Рэндом изучил кинжал.
— Легко скрыть… в рукаве, в сапоге или за корсажем. Нужно нехилое хладнокровие, граничащее с наглостью, чтобы так использовать его…
— Отчаянье, — сказал я.
— И очень четко предугаданная толкучка. Почти вдохновение.
— Мог ли это сделать один из стражей? — спросил Джулиэн. — Там, в камере?
— Нет, — сказал Джерард. — Ни один из них не подошел достаточно близко.
— Смотрится отлично сбалансированным для броска, — сказала Дейрдре.
— Так и есть, — сказал Рэндом, покрутив кинжал в пальцах. — Только ни один из стражей ничего не метал и возможности не имел. Я уверен.
Вернулась Лльюилл, принесшая поднос с ломтями мяса и половиной каравая, бутылью вина и кубком. Я смел все с небольшого столика и подвинул его к креслу Джерарда. Поставив поднос, Лльюилл спросила:
— Но почему? Остаемся только мы. Почему одному из нас захотелось совершить это?
Я вздохнул.
— Как ты думаешь, чьим пленником он мог быть? — спросил я.
— Одного из нас?
— А если он располагал знаниями, которые кто-то желал придержать, и ради этого готов был на все? По той же причине его затолкали туда, где он был, и держали под замком.

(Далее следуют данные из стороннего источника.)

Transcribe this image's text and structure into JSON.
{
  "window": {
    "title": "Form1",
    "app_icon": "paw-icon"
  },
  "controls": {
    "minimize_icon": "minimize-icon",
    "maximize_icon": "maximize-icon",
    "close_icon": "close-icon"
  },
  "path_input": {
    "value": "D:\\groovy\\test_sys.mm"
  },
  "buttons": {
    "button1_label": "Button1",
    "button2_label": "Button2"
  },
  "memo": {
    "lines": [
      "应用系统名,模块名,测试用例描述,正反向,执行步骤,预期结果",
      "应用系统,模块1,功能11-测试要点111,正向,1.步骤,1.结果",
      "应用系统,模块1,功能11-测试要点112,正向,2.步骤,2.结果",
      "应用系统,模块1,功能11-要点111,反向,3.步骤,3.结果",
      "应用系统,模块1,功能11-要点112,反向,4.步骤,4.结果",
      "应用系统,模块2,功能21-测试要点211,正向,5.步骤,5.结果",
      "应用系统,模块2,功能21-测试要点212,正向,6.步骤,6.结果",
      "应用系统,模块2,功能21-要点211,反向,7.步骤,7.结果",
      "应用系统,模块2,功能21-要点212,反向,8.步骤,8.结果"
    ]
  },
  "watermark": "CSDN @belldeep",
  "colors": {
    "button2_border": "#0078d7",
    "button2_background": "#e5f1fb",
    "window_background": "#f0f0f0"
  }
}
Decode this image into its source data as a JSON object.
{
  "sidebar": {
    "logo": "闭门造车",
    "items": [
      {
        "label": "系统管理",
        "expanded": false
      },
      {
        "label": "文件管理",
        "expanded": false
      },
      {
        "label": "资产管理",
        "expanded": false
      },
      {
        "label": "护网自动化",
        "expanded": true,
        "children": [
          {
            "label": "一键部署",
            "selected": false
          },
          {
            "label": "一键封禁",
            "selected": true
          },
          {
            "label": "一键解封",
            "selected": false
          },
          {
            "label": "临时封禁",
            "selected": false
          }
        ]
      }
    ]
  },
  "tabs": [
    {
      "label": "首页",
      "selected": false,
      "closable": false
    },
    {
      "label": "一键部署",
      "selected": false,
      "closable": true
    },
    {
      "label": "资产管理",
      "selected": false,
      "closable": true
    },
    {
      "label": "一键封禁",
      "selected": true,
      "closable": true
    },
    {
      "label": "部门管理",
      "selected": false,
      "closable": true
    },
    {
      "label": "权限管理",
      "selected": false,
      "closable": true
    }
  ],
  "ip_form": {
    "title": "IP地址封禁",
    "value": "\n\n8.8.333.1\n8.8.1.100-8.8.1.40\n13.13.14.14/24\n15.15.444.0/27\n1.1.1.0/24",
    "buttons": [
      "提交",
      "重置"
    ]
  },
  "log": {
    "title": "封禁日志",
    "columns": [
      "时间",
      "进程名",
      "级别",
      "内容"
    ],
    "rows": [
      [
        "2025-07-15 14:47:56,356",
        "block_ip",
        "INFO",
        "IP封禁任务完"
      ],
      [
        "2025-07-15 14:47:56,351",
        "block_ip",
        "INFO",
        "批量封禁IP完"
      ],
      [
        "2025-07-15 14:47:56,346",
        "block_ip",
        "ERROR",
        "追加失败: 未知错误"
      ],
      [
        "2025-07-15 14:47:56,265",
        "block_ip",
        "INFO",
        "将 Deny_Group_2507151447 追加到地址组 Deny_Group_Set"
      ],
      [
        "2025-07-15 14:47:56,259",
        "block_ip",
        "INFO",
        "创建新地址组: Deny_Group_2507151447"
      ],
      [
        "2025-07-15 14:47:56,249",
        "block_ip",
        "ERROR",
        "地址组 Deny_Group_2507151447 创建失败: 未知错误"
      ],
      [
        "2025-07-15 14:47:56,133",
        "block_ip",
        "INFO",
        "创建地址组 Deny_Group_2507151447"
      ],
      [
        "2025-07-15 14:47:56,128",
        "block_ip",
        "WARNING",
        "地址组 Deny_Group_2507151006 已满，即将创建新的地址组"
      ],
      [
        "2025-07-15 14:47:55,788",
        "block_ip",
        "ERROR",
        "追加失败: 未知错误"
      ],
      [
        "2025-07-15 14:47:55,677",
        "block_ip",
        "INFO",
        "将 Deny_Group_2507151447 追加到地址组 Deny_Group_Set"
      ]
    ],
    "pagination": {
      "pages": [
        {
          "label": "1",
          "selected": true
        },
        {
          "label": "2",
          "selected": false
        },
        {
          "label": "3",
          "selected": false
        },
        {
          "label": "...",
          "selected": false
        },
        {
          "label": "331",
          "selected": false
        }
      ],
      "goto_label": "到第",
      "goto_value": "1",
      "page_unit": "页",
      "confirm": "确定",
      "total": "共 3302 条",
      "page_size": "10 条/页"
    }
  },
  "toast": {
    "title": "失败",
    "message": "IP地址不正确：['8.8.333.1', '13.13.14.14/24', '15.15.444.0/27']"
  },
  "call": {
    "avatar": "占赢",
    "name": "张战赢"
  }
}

Брови Лльюилл сошлись на переносице.
— Но в этом нет никакого смысла. Почему его было просто не убить?
— Вероятно, существовала некая причина, — сказал я. — Но лишь один человек сможет ответить на твой вопрос наверняка. Когда найдешь его — спроси.
— Или ее, — сказал Джулиэн. — Сестра, ты вся ну просто источаешь наивность.
Взгляд Лльюилл зацепился за взгляд Джулиэна — парочка айсбергов, отражающих равнодушную безграничность.
— Насколько я помню, — сказала она, — ты поднялся с места, когда возвращались ребята, свернул налево, обогнул стол и встал чуть правее Джерарда. Ты достаточно сильно наклонился вперед, и, по-моему, твои руки были внизу, вне поля зрения.
— А насколько помню я, — сказал Джулиэн, — ты сама была слева от Джерарда на расстоянии удара… и, наклонившись вперед…
— Мне пришлось бы делать это левой рукой… а я — правша.
— Наверное, тем, что жизнь еще при нем, Брэнд обязан этому факту.
— Кажется, тебя страшно заботит, Джулиэн, найти еще кого-нибудь, кто мог бы это сделать.
— Хорошо, — сказал я. — Хорошо! Вы знаете, но это полная чушь. Лишь один из нас совершил это, и перепалка — не тот способ, которым можно выкурить его.
— Или ее, — добавил Джулиэн.
Джерард встал, надвинулся и свирепо глянул на нас.
— Я бы хотел, чтобы вы не беспокоили моего пациента, — сказал он. — И, Рэндом, ты сказал, что собираешься присмотреть за камином.
— Так точно, — сказал Рэндом и пошел присматривать.
— Давайте перейдем в гостиную — вниз по лестнице от главного зала, — сказал я. — Джерард, я поставлю стражу здесь за дверью.
— Нет, — сказал Джерард. — Я предпочел бы, чтобы желающий рискнуть явился сюда. Утром я вручу тебе его голову.
Я кивнул.
— Ладно, кричи, если что… или вызови любого по Козырю. Утром мы порадуем тебя тем, что узнаем.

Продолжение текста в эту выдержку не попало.